Iraq has been Russia’s longtime partner and over the past two years bilateral trade turnover has grown 10-fold, Putin said at the meeting with Iraq’s PM on Thursday.
“Iraq has been our longtime and reliable partner in the region. Despite all the hardships in the world economy and difficulties in the region, our relations have been developing successfully,” Putin said.
Putin said that Russia has been implementing major projects in Iraq and Russian investments there are estimated at billions of dollars. He added that Moscow will continue civilian, military and technical cooperation with Iraq.

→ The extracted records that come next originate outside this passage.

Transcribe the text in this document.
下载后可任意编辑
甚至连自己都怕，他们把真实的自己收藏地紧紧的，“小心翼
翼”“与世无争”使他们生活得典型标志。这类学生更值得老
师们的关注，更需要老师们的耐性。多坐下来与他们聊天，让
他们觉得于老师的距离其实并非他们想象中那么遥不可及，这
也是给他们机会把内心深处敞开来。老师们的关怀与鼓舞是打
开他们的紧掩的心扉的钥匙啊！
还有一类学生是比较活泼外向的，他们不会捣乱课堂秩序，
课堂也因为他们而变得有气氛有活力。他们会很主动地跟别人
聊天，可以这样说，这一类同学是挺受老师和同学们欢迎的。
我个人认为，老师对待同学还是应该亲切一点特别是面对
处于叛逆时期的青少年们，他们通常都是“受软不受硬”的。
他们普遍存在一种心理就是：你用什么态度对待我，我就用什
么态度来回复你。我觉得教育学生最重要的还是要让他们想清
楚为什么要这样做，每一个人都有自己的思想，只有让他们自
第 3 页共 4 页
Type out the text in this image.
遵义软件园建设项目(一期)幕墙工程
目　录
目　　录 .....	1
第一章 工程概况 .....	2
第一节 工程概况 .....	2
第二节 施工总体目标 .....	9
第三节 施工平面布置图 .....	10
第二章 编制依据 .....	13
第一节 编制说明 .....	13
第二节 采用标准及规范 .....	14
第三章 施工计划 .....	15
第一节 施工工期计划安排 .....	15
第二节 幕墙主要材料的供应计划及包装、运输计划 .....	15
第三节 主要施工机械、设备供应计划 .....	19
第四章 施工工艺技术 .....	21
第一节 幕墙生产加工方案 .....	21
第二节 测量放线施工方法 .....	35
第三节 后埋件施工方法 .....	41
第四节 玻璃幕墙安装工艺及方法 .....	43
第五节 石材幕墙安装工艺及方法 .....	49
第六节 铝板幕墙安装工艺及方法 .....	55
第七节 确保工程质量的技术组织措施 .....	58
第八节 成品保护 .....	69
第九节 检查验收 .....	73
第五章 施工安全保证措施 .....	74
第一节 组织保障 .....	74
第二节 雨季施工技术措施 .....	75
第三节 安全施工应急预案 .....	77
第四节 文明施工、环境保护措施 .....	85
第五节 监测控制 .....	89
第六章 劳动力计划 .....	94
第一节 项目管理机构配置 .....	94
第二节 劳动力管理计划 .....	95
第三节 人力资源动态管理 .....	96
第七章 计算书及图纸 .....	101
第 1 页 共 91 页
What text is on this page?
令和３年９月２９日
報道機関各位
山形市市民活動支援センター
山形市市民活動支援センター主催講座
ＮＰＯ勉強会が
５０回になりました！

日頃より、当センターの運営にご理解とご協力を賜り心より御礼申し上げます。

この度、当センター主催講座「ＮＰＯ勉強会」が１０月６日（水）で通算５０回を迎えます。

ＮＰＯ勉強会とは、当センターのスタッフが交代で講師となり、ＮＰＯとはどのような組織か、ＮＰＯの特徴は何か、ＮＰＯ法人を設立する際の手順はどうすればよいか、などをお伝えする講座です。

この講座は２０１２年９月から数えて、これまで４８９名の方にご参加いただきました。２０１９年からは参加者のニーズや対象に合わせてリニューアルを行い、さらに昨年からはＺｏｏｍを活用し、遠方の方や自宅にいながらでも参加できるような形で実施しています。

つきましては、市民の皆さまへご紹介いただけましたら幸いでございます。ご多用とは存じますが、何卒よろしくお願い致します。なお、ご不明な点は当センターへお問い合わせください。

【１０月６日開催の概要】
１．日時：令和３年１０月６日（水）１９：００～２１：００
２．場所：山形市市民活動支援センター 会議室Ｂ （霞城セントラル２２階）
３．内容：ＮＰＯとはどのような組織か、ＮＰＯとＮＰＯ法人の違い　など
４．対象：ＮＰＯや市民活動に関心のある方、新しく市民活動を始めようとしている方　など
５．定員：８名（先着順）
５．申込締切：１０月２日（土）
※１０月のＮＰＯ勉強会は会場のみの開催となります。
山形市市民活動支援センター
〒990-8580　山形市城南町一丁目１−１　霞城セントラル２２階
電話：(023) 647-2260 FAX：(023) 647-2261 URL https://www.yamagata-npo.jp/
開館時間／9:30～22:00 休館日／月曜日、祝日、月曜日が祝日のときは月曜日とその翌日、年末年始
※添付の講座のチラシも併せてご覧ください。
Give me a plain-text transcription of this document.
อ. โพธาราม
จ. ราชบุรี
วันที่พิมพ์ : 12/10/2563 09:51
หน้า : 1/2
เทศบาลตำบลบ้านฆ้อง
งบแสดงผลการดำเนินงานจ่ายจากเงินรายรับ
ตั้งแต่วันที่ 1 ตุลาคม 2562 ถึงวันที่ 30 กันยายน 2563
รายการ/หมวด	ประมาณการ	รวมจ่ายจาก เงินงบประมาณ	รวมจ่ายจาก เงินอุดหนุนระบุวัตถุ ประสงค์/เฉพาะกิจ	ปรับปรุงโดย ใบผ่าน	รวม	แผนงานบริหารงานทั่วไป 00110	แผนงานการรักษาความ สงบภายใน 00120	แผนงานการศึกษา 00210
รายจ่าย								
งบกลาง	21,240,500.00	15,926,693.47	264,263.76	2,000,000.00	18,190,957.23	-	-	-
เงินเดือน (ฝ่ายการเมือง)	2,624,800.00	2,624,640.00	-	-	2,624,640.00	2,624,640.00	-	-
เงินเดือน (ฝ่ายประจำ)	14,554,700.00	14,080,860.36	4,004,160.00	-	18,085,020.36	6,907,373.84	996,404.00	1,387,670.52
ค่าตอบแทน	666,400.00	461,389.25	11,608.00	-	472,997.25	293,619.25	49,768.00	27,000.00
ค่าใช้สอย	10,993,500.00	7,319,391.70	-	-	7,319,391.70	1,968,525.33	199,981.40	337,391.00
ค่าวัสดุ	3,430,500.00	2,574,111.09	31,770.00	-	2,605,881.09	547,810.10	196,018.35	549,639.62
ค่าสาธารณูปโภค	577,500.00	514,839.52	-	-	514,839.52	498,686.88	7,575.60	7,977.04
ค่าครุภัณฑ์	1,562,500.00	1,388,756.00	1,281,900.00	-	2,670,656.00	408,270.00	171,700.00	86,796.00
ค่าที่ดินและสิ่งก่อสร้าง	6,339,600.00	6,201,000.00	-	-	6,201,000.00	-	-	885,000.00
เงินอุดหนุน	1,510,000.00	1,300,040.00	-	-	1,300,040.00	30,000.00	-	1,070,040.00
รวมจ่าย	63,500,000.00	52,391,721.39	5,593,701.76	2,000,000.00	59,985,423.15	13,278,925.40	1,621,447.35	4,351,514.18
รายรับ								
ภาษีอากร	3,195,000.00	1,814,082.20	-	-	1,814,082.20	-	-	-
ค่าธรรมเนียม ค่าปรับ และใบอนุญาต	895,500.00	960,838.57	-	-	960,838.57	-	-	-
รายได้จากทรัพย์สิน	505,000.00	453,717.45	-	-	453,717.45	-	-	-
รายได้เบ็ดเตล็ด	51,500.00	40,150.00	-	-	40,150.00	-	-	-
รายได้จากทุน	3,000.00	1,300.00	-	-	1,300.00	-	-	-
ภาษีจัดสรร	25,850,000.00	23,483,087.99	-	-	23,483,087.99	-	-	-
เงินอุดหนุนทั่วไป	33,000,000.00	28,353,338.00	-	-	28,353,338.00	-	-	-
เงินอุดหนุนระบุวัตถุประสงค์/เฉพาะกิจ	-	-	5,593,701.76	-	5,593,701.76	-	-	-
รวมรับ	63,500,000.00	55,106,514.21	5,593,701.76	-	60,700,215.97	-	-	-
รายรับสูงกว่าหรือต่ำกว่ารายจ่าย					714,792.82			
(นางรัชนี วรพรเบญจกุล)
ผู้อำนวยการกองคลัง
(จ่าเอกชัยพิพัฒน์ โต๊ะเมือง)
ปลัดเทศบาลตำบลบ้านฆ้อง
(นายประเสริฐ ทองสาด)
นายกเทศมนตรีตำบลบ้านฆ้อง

Meanwhile, in a major setback, Iraqi forces have retreated from a compound they used as a command center in Ramadi, losing control of Anbar’s provincial capital to Islamic State militants. Local security officials said that the militants carried out mass killings of Iraqi security forces and civilians, AP reported Monday. The two days of fighting in Ramadi this weekend had displaced around 8,000 people according to the International Organization for Migration.
On Wednesday, IS militants captured Syria’s historic city of Palmyra, a UNESCO landmark, after gaining full control over the city. The group already controls wide areas in Syria’s north and east. This was the first time the jihadists have taken a large population center directly from Syrian pro-government forces.
Despite the IS advance in Iraq and Syria, the Pentagon has until recently continued to insist that the US-led air campaign is working.
“We believe across Iraq and Syria that Daesh [the Arabic acronym for the militant group] is losing and remains on the defensive,” said Marine Brig. Gen. Thomas D. Weidley, chief of staff for Combined Joint Task Force Operation Inherent Resolve on Friday.
The US began its bombing campaign in Iraq in August 2014 and in Syria the following month. Syrian President Bashar Assad repeatedly pointed out that the bombardments are an illegal intervention unauthorized by a UN Security Council resolution, and so violate the sovereignty of Syria. He also said that the Syrian army has been conducting ground operations as well as airstrikes against terrorists which are larger than that those launched by the alliance.
In a separate development, the Pentagon said Thursday that the US will deliver 2,000 AT-4 anti-tank rockets to Iraq as soon as next week. This is double the number announced on Wednesday and is intended to help the beleaguered Iraqi army combat suicide car bombings used by Islamic State.
The Islamic State carried out about 30 suicide car bombings in taking the Iraqi city of Ramadi last weekend. Spokesman Colonel Steve Warren said that the anti-tank rockets would help the Iraqi army stop approaching suicide bombers, driving vehicles packed with explosives, from a distance. Relying on small arms fire to accomplish the same task requires killing the driver or taking out the engine.